The latest data puts cumulative inflows into Ether spot ETFs at $14.35 billion, with total net assets standing at $26.39 billion—around 5.55% of Ethereum’s market cap. BlackRock’s ETHA ETF saw the heaviest withdrawals, losing $100.99 million on Friday. In contrast, Grayscale’s ETHE and Bitwise’s ETHW managed to post small inflows, signaling selective confidence among investors.
Shifting Sentiment Among Institutional Investors
Vincent Liu, chief investment officer at Kronos Research, said the recent flow patterns highlight a growing rotation from Ether into Bitcoin. “Investors are doubling down on Bitcoin’s store-of-value narrative as global uncertainty rises,” Liu noted. “There’s a clear shift toward assets perceived as more resilient.”

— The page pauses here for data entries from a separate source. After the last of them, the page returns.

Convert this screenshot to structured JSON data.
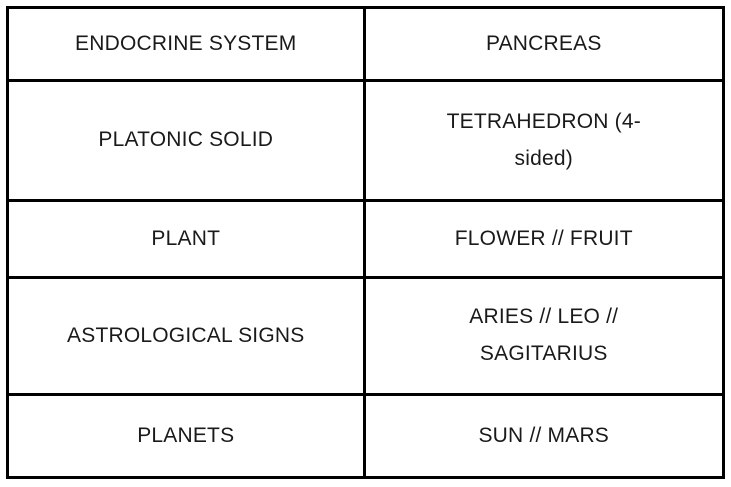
{
  "table": {
    "description": "Correspondence table with category column and value column",
    "columns": [
      "category",
      "value"
    ],
    "rows": [
      {
        "category": "ENDOCRINE SYSTEM",
        "value": "PANCREAS"
      },
      {
        "category": "PLATONIC SOLID",
        "value": "TETRAHEDRON (4-\nsided)"
      },
      {
        "category": "PLANT",
        "value": "FLOWER // FRUIT"
      },
      {
        "category": "ASTROLOGICAL SIGNS",
        "value": "ARIES // LEO //\nSAGITARIUS"
      },
      {
        "category": "PLANETS",
        "value": "SUN // MARS"
      }
    ],
    "colors": {
      "border": "#000000",
      "text": "#1a1a1a",
      "background": "#ffffff"
    }
  }
}
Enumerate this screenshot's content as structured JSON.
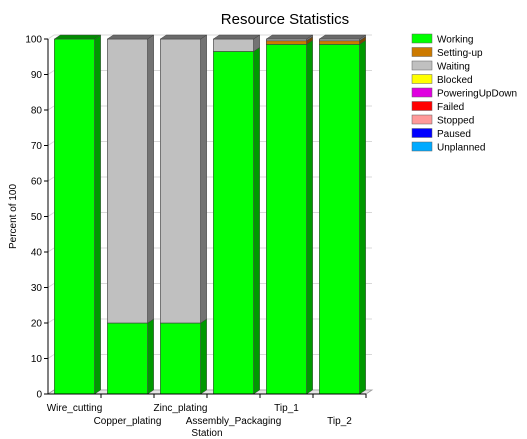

This movement suggests institutions are prioritizing Bitcoin’s reputation as “digital gold” amid economic volatility and expectations of upcoming interest rate cuts. By contrast, Ethereum’s short-term outlook appears muted as investor enthusiasm cools following months of steady inflows.
Ether’s Challenges Ahead
Ethereum’s ETF outflows mirror softer on-chain activity and subdued trading volumes. Analysts say the network needs a new catalyst to reignite demand—such as a major protocol upgrade or a surge in decentralized finance (DeFi) and NFT activity.
Liu added that institutional investors are currently in a “wait-and-see” mode regarding Ethereum, holding off until network activity improves or new market drivers emerge. “Bitcoin is benefitting from macro optimism, but Ethereum will need its own spark to regain momentum,” he said.
Outlook for the Coming Weeks
Market watchers expect Bitcoin inflows to remain strong heading into next week, particularly if global central banks signal a dovish stance on monetary policy. Analysts believe that anticipation of rate cuts and continued institutional adoption could keep demand for Bitcoin ETFs elevated.
For Ethereum, the near-term picture is less certain. While fundamentals remain sound, sentiment may continue to cool unless new developments draw capital back to Ether products. Investors will be watching closely to see whether the recent outflows stabilize or deepen further.